If you find “*green*” in Column A add “green” in column B and “101” in column C
If you find “*black*” in Column A add “black” in column B and “102” in column C
If you find “*white*” in Column A add “white” in column B and “103” in column C
If you find “*blue*” in Column A add “blue” in column B and “104” in column C
If you find “*yellow*” in Column A add “yellow” in column B and “105” in column C
If you find “*red*” in Column A add “red” in column B and “106” in column C
Hi @AndreP , depending on just how much data you’d really have, this is one possible solution. It involves joining every row of your reference data with every row on you sample data table using a cross join.
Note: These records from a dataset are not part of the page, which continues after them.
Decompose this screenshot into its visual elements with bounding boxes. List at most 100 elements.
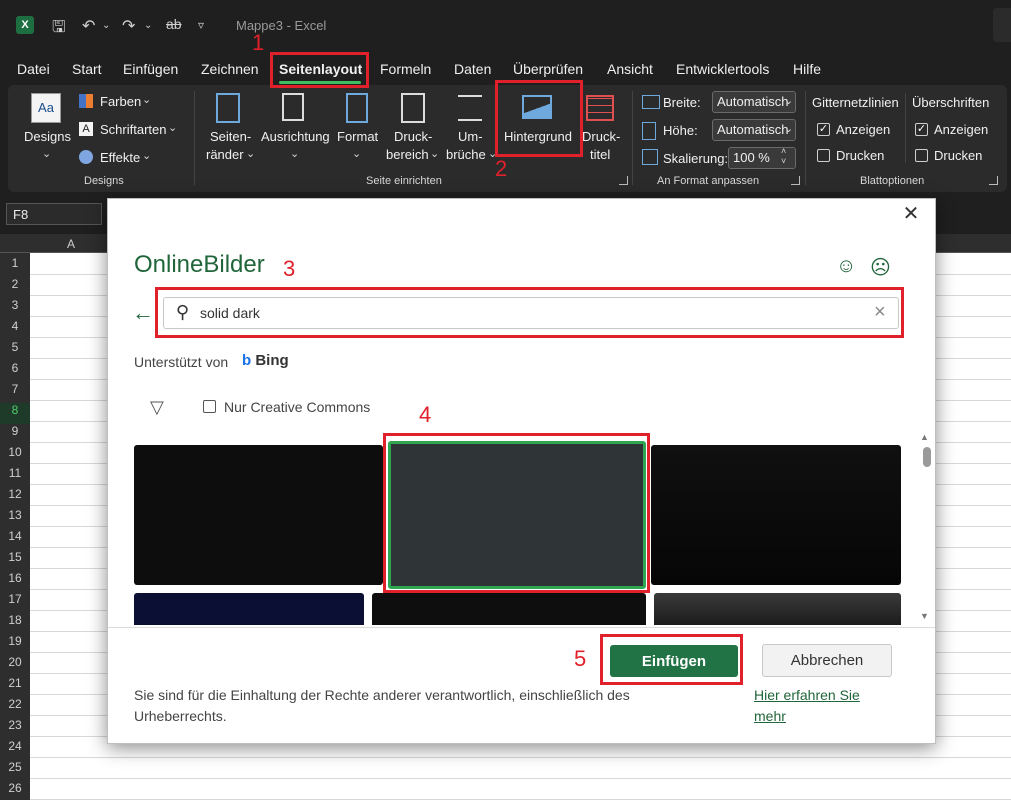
row-header-8[interactable]: 8 <box>0 403 30 424</box>
seitenraender-line1[interactable]: Seiten- <box>210 129 251 144</box>
scale-icon <box>642 149 658 165</box>
row-header: 1 2 3 4 5 6 7 8 9 10 11 12 13 14 15 16 17 18 19 20 21 22 23 24 2… <box>0 253 30 800</box>
image-result[interactable] <box>134 593 364 625</box>
umbrueche-line2[interactable]: brüche <box>446 147 486 162</box>
row-header-21[interactable]: 21 <box>0 676 30 697</box>
image-result[interactable] <box>654 593 901 625</box>
row-header-13[interactable]: 13 <box>0 508 30 529</box>
creative-commons-label[interactable]: Nur Creative Commons <box>224 399 370 415</box>
row-header-3[interactable]: 3 <box>0 298 30 319</box>
row-header-11[interactable]: 11 <box>0 466 30 487</box>
tab-zeichnen[interactable]: Zeichnen <box>201 61 259 77</box>
scroll-down-icon[interactable]: ▼ <box>920 611 929 621</box>
row-header-16[interactable]: 16 <box>0 571 30 592</box>
tab-formeln[interactable]: Formeln <box>380 61 431 77</box>
row-header-12[interactable]: 12 <box>0 487 30 508</box>
strikethrough-icon[interactable]: ab <box>166 16 182 32</box>
dialog-launcher-icon[interactable] <box>619 176 628 185</box>
row-header-24[interactable]: 24 <box>0 739 30 760</box>
drucktitel-line2[interactable]: titel <box>590 147 610 162</box>
row-header-22[interactable]: 22 <box>0 697 30 718</box>
image-result[interactable] <box>372 593 646 625</box>
customize-toolbar-icon[interactable]: ▿ <box>198 18 204 32</box>
breaks-icon <box>458 95 482 121</box>
row-header-5[interactable]: 5 <box>0 340 30 361</box>
name-box-value: F8 <box>13 207 29 222</box>
dialog-launcher-icon[interactable] <box>791 176 800 185</box>
drucktitel-line1[interactable]: Druck- <box>582 129 620 144</box>
row-header-14[interactable]: 14 <box>0 529 30 550</box>
row-header-7[interactable]: 7 <box>0 382 30 403</box>
druckbereich-line2[interactable]: bereich <box>386 147 429 162</box>
save-icon[interactable]: 🖫 <box>52 16 66 43</box>
row-header-20[interactable]: 20 <box>0 655 30 676</box>
row-header-4[interactable]: 4 <box>0 319 30 340</box>
designs-button[interactable]: Aa Designs ⌄ <box>20 91 72 160</box>
row-header-1[interactable]: 1 <box>0 256 30 277</box>
tab-start[interactable]: Start <box>72 61 102 77</box>
ueberschriften-drucken-checkbox[interactable] <box>915 149 928 162</box>
ausrichtung-button[interactable]: Ausrichtung <box>261 129 330 144</box>
scrollbar-thumb[interactable] <box>923 447 931 467</box>
tab-einfuegen[interactable]: Einfügen <box>123 61 178 77</box>
blattoptionen-group-label: Blattoptionen <box>860 175 925 187</box>
creative-commons-checkbox[interactable] <box>203 400 216 413</box>
undo-dropdown-icon[interactable]: ⌄ <box>102 20 110 31</box>
tab-datei[interactable]: Datei <box>17 61 50 77</box>
annotation-number-4: 4 <box>419 402 432 427</box>
back-arrow-icon[interactable]: ← <box>132 300 154 326</box>
column-header-a[interactable]: A <box>67 237 75 251</box>
row-header-9[interactable]: 9 <box>0 424 30 445</box>
seitenraender-line2[interactable]: ränder <box>206 147 244 162</box>
name-box[interactable]: F8 <box>6 203 102 225</box>
spinner-arrows-icon[interactable]: ˄ ˅ <box>781 146 786 166</box>
chevron-down-icon: ⌄ <box>784 95 794 107</box>
ueberschriften-anzeigen-checkbox[interactable]: ✓ <box>915 123 928 136</box>
image-result[interactable] <box>651 445 901 585</box>
tab-ueberpruefen[interactable]: Überprüfen <box>513 61 583 77</box>
scroll-up-icon[interactable]: ▲ <box>920 432 929 442</box>
tab-ansicht[interactable]: Ansicht <box>607 61 653 77</box>
tab-entwicklertools[interactable]: Entwicklertools <box>676 61 769 77</box>
tab-hilfe[interactable]: Hilfe <box>793 61 821 77</box>
row-header-10[interactable]: 10 <box>0 445 30 466</box>
smile-feedback-icon[interactable]: ☺ <box>836 255 856 278</box>
row-header-6[interactable]: 6 <box>0 361 30 382</box>
designs-group-label: Designs <box>84 175 124 187</box>
dialog-launcher-icon[interactable] <box>989 176 998 185</box>
designs-icon: Aa <box>31 93 61 123</box>
row-header-2[interactable]: 2 <box>0 277 30 298</box>
row-header-19[interactable]: 19 <box>0 634 30 655</box>
schriftarten-button[interactable]: Schriftarten <box>100 122 166 137</box>
image-result[interactable] <box>134 445 383 585</box>
gitternetzlinien-anzeigen-checkbox[interactable]: ✓ <box>817 123 830 136</box>
row-header-18[interactable]: 18 <box>0 613 30 634</box>
chevron-down-icon: ⌄ <box>784 123 794 135</box>
redo-dropdown-icon[interactable]: ⌄ <box>144 20 152 31</box>
learn-more-link[interactable]: Hier erfahren Sie mehr <box>754 685 894 727</box>
annotation-box-insert <box>600 634 743 685</box>
frown-feedback-icon[interactable]: ☹ <box>870 255 891 280</box>
redo-icon[interactable]: ↷ <box>122 16 135 36</box>
farben-button[interactable]: Farben <box>100 94 141 109</box>
account-button[interactable] <box>993 8 1011 42</box>
hoehe-label: Höhe: <box>663 123 698 138</box>
row-header-15[interactable]: 15 <box>0 550 30 571</box>
effekte-button[interactable]: Effekte <box>100 150 140 165</box>
druckbereich-line1[interactable]: Druck- <box>394 129 432 144</box>
tab-daten[interactable]: Daten <box>454 61 491 77</box>
close-icon[interactable]: ✕ <box>898 201 924 227</box>
row-header-26[interactable]: 26 <box>0 781 30 800</box>
height-icon <box>642 122 656 140</box>
row-header-23[interactable]: 23 <box>0 718 30 739</box>
filter-icon[interactable]: ▽ <box>150 397 164 418</box>
row-header-17[interactable]: 17 <box>0 592 30 613</box>
undo-icon[interactable]: ↶ <box>82 16 95 36</box>
format-button[interactable]: Format <box>337 129 378 144</box>
orientation-icon <box>282 93 304 121</box>
row-header-25[interactable]: 25 <box>0 760 30 781</box>
ueberschriften-drucken-label: Drucken <box>934 148 983 163</box>
gitternetzlinien-drucken-checkbox[interactable] <box>817 149 830 162</box>
umbrueche-line1[interactable]: Um- <box>458 129 483 144</box>
cancel-button[interactable]: Abbrechen <box>762 644 892 677</box>
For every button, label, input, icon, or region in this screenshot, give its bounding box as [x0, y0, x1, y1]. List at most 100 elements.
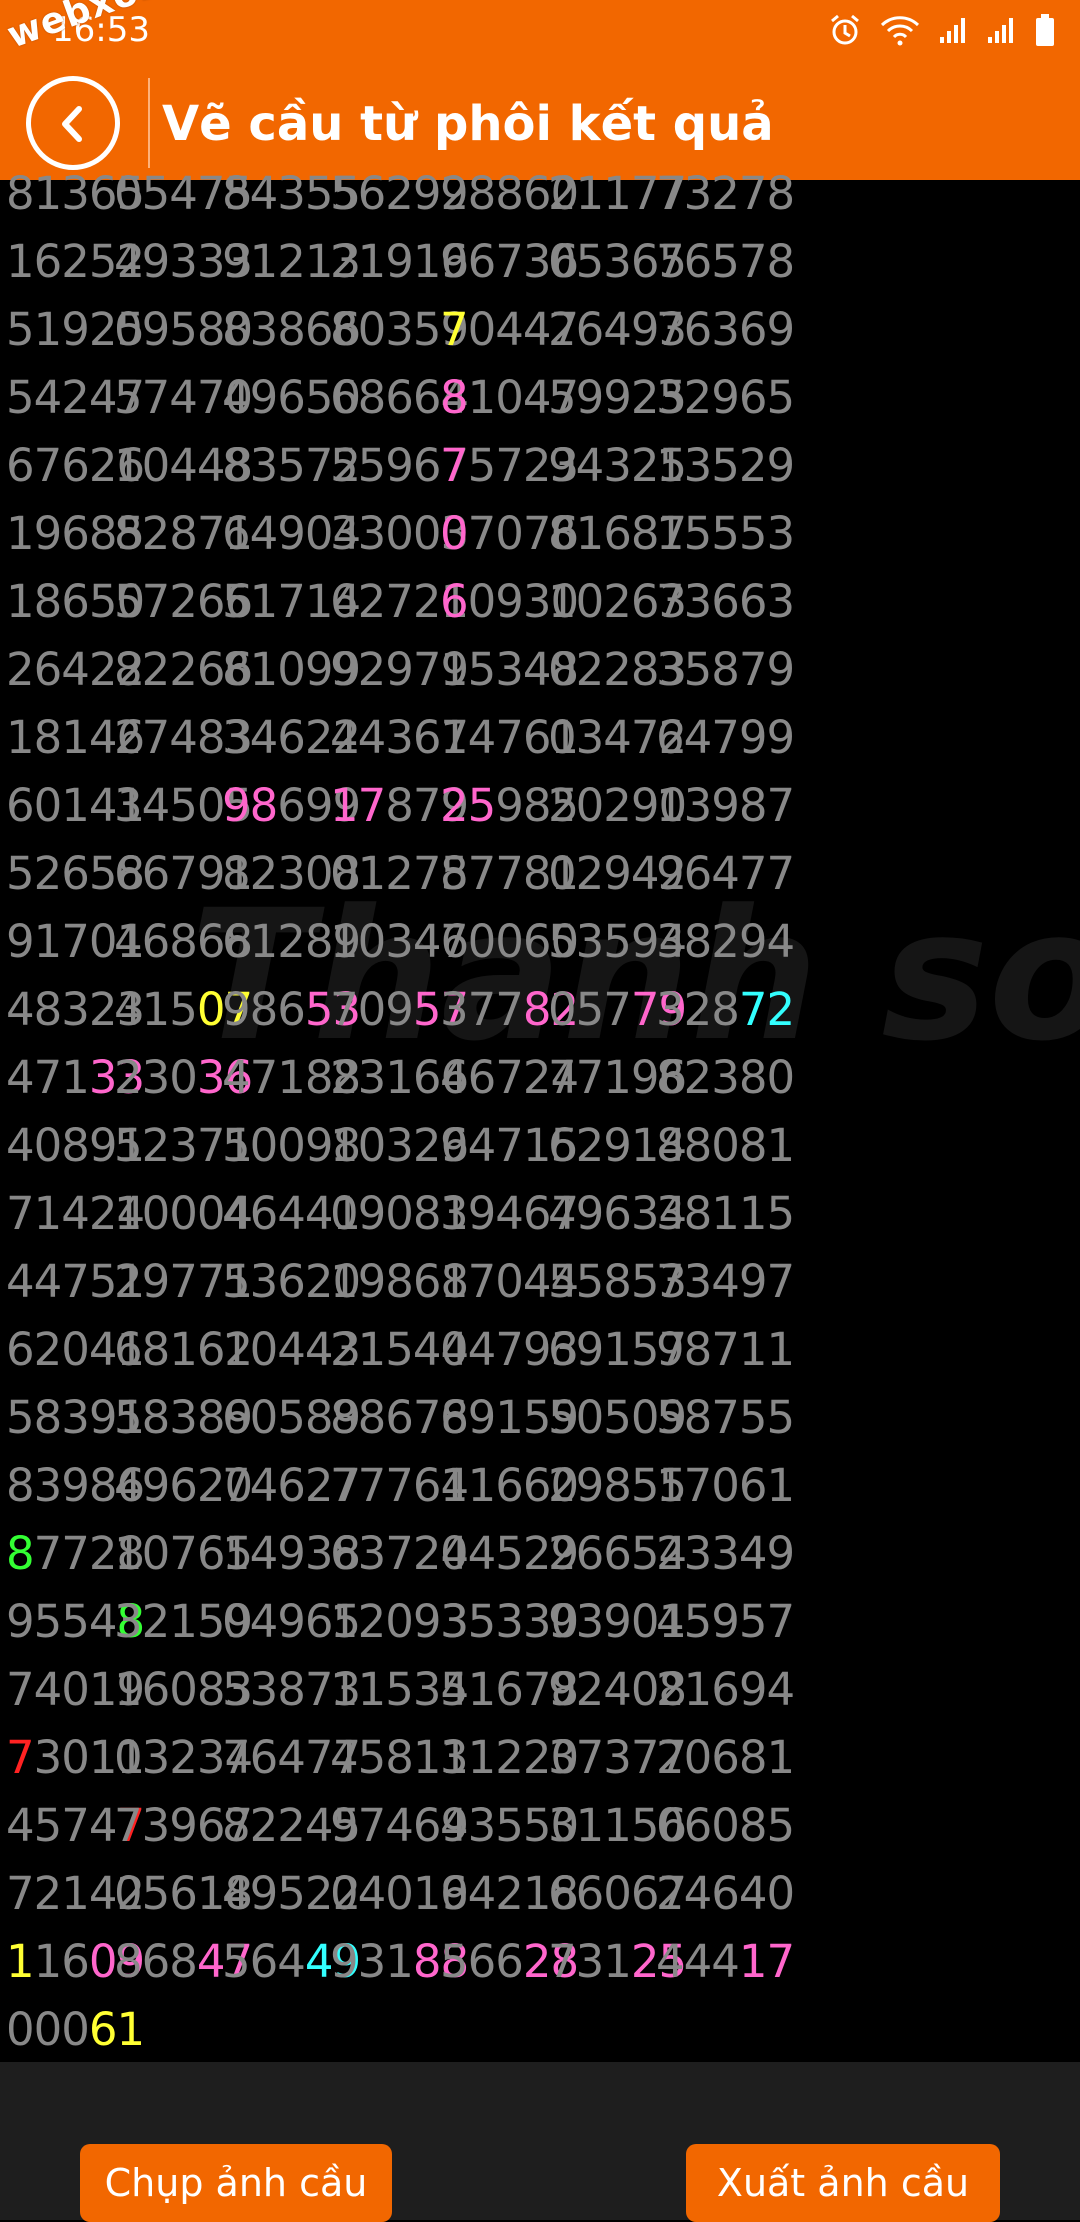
number-cell: 64799 — [656, 704, 795, 772]
highlighted-digits: 17 — [330, 779, 386, 832]
highlighted-digits: 17 — [738, 1935, 795, 1988]
export-image-button[interactable]: Xuất ảnh cầu — [686, 2144, 1000, 2222]
result-row: 45747 73967 82245 97469 43550 31156 06085 — [0, 1792, 1080, 1860]
digits: 15553 — [656, 507, 795, 560]
result-row: 74019 16083 53873 11534 51678 92408 21694 — [0, 1656, 1080, 1724]
highlighted-digits: 61 — [88, 2003, 145, 2056]
highlighted-digits: 7 — [440, 303, 469, 356]
chevron-left-icon — [62, 106, 82, 142]
number-cell: 45957 — [656, 1588, 795, 1656]
digits: 06085 — [656, 1799, 795, 1852]
number-cell: 23349 — [656, 1520, 795, 1588]
number-cell: 32965 — [656, 364, 795, 432]
digits: 96477 — [656, 847, 795, 900]
digits: 76369 — [656, 303, 795, 356]
capture-image-button[interactable]: Chụp ảnh cầu — [80, 2144, 392, 2222]
result-row: 18650 57266 51714 62721 60930 10263 73663 — [0, 568, 1080, 636]
digits: 45957 — [656, 1595, 795, 1648]
highlighted-digits: 98 — [222, 779, 278, 832]
result-row: 52658 66791 82308 01275 87781 02942 96477 — [0, 840, 1080, 908]
result-row: 91701 46868 61289 10346 70060 53594 38294 — [0, 908, 1080, 976]
number-cell: 76369 — [656, 296, 795, 364]
digits: 564 — [222, 1935, 306, 1988]
digits: 58755 — [656, 1391, 795, 1444]
number-cell: 38115 — [656, 1180, 795, 1248]
digits: 73497 — [656, 1255, 795, 1308]
digits: 16 — [33, 1935, 90, 1988]
number-cell: 73663 — [656, 568, 795, 636]
signal-icon — [986, 15, 1016, 49]
digits: 32965 — [656, 371, 795, 424]
result-grid[interactable]: Thanh so 81365 05475 84355 56292 98860 21177 7… — [0, 172, 1080, 2062]
result-row: 54247 57470 49650 68664 81047 59925 32965 — [0, 364, 1080, 432]
result-row: 16252 49333 91213 21916 96736 05365 76578 — [0, 228, 1080, 296]
digits: 566 — [440, 1935, 524, 1988]
digits: 38115 — [656, 1187, 795, 1240]
digits: 731 — [548, 1935, 632, 1988]
digits: 88081 — [656, 1119, 795, 1172]
digits: 73663 — [656, 575, 795, 628]
result-row: 26422 82266 81099 92979 15348 02283 35879 — [0, 636, 1080, 704]
highlighted-digits: 7 — [6, 1731, 35, 1784]
digits: 73278 — [656, 172, 795, 220]
number-cell: 13987 — [656, 772, 795, 840]
number-cell: 82380 — [656, 1044, 795, 1112]
result-row: 47133 23036 47188 23166 46724 77196 82380 — [0, 1044, 1080, 1112]
battery-icon — [1034, 13, 1056, 51]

After that, a rule can be used to say for each row "is the ‘standard’ column contained in the text of ‘Column A’. Filter out those rows that don’t match, and then filter and rename the columns that you have remaining.
There are variations that could be done on this workflow in terms of how “Column B” gets created (I do it in the Column Expressions node, but the Column Expressions could simply return a “Y/N” flag, and then you’d filter on that and rename Standard to Column B. )
I also found an alternative using somewhat more “exotic” nodes…
I’d imagine this might work be less resource hungry if you have large data sets (cross joins can get very memory hungry if you have large numbers of rows in both tables). I’ve not played with Documents and Dictionaries in Knime before so there might be some shortcuts to this, but it’s a start!
even better as you don’t have to use GroupBy node and convert rules to flow variable. And additionally you can simplify expression in String Manipulation node and define output column in Rule Engine (Dictionary) node. Nice one
One more addition I’d like to propose: the Rule Engine will read the rules from top to bottom, so if more than one rule could apply, only the first rule would be applied. Let’s say I’d add “black & yellow by wiz khalifa” to the sample table, you’d want to see matches for “black” and “yellow”. You can use a loop that feeds one rule after another into the Rule Engine, so each rule will be treated equally, and remove rows without any matches.
If you want to do math with the assigned values (e.g. calculate sum or mean of each group via a GroupBy node), you’d probably want to change the String Manipulation node’s content to join("$Column A$ LIKE \"*", $Standard$, "*\" => ", $Code$), so the result would be an integer. That’s what I’ve done in the workflow below:
@G47_2 , that’s great. I added a slight mod to yours [your first post], for the benefit of the OP to get the full result back as per the Column A,B,C but both your and @ipazin’s workflows have provided new insights, which is what this is all about!